Well, they did. A little. Now she was catering along at a mere 5.5 knots. Not wanting to repeat our mad dash to the finish line of the last atoll, we allowed her to keep the bit in her teeth through most of the evening until my graveyard shift starting at 2AM. At this point, however, we had 12 miles to go and 8 hours to do it in. It was time to hobble our girl. I furled the jib, double-reefed the main, and sat back smugly waiting for her to become a big white double-hulled rock in the light early morning breezes. No can do. She was now lumbering along downwind and down surf at 3 to 4 knots. Unless we wanted to smack into the atoll, she was still going too fast.

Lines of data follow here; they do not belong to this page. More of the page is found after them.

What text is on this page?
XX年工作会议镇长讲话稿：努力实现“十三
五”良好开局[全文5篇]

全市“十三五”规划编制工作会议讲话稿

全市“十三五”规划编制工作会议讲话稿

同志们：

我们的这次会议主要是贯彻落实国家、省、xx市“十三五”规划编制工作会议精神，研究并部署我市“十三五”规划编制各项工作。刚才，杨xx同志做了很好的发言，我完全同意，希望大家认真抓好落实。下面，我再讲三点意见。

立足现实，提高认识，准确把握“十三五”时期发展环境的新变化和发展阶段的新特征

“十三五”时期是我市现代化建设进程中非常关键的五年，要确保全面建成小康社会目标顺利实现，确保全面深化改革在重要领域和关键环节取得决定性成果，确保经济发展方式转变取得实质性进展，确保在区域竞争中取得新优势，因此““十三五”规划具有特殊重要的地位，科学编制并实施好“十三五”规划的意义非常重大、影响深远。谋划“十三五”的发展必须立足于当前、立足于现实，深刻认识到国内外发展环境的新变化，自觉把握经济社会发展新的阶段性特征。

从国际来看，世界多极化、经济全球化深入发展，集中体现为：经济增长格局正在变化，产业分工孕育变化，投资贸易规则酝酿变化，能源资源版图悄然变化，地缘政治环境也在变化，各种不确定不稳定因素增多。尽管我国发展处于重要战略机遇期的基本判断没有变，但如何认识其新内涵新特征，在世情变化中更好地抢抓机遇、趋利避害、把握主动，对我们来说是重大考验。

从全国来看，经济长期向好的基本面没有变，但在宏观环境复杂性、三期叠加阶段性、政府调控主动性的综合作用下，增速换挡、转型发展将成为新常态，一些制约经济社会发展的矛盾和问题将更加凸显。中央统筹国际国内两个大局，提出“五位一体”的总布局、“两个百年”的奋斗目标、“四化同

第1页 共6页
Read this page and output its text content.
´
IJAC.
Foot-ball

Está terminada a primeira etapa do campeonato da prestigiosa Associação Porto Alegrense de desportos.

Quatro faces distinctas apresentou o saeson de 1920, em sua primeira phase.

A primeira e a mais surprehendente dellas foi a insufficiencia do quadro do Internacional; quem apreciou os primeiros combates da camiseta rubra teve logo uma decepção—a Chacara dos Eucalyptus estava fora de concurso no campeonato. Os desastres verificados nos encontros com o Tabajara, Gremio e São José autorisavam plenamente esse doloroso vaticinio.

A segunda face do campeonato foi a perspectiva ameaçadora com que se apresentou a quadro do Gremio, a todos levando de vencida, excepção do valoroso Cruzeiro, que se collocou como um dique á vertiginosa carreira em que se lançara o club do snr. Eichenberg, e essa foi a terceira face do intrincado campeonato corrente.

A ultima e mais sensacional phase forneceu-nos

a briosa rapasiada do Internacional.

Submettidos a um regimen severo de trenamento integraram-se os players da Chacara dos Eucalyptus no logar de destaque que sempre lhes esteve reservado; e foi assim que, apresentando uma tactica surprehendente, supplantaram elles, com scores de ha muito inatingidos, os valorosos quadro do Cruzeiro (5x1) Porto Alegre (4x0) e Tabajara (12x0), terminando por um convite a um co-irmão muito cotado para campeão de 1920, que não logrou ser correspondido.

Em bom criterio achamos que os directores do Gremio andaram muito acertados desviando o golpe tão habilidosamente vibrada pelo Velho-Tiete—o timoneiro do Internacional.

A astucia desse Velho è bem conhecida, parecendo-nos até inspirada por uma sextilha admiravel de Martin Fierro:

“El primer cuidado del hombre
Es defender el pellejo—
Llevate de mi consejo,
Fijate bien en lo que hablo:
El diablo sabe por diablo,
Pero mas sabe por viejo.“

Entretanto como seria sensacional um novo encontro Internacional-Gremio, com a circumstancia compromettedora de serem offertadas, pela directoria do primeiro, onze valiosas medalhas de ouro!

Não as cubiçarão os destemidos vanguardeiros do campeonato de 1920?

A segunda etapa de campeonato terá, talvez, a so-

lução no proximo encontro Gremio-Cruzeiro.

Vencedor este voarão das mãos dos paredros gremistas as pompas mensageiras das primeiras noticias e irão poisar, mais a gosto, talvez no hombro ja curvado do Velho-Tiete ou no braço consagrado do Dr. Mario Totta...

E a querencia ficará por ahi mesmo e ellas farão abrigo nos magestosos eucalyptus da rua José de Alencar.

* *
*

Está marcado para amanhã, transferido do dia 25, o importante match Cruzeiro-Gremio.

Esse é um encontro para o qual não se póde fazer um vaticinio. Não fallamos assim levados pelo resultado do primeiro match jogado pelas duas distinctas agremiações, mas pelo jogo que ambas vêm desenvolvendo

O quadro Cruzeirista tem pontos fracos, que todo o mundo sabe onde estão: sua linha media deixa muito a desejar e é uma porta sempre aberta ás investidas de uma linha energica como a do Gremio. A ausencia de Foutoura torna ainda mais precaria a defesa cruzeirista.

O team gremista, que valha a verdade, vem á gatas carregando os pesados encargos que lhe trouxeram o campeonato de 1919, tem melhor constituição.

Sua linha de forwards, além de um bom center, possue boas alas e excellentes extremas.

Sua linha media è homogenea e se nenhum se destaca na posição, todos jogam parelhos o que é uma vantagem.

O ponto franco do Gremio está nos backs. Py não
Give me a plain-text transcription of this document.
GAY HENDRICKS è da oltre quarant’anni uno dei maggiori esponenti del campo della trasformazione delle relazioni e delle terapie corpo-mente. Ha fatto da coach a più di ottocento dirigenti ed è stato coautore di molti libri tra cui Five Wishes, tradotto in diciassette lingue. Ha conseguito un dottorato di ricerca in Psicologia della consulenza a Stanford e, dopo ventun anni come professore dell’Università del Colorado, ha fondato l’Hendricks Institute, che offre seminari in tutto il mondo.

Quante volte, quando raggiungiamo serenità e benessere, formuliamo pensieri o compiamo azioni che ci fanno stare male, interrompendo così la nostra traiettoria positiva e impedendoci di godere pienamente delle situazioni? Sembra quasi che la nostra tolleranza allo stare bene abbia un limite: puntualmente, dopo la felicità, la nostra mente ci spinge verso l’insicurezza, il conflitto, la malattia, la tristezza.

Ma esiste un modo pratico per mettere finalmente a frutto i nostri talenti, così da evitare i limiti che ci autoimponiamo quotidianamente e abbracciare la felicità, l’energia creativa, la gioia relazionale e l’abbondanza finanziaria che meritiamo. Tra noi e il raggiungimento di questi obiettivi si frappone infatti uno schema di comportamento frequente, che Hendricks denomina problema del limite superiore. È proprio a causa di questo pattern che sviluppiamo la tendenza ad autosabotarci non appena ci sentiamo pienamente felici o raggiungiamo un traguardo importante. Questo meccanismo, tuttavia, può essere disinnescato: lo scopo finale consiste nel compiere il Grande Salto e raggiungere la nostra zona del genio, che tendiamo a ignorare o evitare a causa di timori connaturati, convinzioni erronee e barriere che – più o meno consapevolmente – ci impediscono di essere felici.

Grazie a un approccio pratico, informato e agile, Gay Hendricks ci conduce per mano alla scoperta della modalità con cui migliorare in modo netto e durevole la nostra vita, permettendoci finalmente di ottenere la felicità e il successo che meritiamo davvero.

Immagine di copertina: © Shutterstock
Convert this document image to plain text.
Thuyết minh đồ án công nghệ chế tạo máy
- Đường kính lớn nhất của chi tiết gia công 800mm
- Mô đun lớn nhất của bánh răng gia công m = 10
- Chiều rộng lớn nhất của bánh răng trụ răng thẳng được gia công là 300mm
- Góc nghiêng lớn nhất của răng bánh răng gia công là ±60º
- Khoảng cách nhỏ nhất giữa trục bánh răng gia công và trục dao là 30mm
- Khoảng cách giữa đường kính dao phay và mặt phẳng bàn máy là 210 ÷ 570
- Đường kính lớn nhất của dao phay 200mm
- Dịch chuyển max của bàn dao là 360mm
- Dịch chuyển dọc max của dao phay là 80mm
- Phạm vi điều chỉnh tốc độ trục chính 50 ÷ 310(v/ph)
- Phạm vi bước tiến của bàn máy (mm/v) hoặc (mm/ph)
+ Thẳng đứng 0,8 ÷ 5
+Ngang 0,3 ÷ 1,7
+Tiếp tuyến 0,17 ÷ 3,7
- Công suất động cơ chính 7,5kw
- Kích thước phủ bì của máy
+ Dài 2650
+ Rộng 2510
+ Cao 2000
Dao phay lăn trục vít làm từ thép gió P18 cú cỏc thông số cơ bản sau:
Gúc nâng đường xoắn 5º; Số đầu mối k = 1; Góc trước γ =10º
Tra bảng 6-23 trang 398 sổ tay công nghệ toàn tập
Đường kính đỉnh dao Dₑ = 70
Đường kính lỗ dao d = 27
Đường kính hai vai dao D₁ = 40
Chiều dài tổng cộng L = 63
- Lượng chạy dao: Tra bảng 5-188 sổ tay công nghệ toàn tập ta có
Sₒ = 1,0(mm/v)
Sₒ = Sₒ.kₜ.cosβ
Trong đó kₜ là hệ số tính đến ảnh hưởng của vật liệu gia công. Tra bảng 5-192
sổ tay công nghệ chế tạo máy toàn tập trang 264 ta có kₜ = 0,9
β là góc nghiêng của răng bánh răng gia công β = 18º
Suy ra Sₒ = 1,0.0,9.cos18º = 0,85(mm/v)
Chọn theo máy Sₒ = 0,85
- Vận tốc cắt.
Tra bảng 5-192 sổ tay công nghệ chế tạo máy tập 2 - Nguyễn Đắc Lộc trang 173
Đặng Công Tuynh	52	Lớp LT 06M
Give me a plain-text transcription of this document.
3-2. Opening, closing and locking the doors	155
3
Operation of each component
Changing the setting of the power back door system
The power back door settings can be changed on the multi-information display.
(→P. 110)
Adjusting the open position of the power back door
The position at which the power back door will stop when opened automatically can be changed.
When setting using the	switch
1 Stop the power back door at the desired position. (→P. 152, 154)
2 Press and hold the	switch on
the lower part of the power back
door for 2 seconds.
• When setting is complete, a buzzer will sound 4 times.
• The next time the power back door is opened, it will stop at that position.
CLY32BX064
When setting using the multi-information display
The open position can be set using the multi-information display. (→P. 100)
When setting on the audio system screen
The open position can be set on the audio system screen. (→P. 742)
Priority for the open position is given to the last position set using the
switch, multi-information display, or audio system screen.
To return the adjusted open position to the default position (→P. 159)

DrC's solution was to heave to. Hove to? Heaving to? Weird verb/adjective. Hard to know how to say it. So around we go into the wind with our butt to the atoll, sails all katty whompus at a slight angle to the waves. Now we were traveling at a mere 1.8 knots crab stepping sidewise relative to our destination but still closing the gap. Well hell. Apparently Don Quixote actually doesn't have multiple speeds. She has one speed. Go. She doesn't go fast. But apparently, she doesn't go slow either. We drifted along hove to (still doesn't sound right) for a few hours before turning around a few hours after dawn to blow like a fat white coconut down the waves towards the pass entrance.
We got there a little early, but DrC had the can't hardlies. So into the pass we went against the ebb tide. Entering Passe Tiputa today just prior to slack was not precisely easy, but it wasn't the hair raising, nail biting, E-ticket roller coaster of our entrance into Ahe. Let's just say that transiting an atoll pass is considerably easier in 12 knots of wind than it is in 28 and leave it at that. I also like going into a current rather than with it as you get a lot more rudder control. Tiputa is wide, well marked, and deep. Other than a rather spectacular rip off to one side, it was pretty smooth. The trip was highlighted by dolphins doing gymnastics in the standing waves for all the world like big grey jet skis playing in the surf. Welcome to Rangiroa!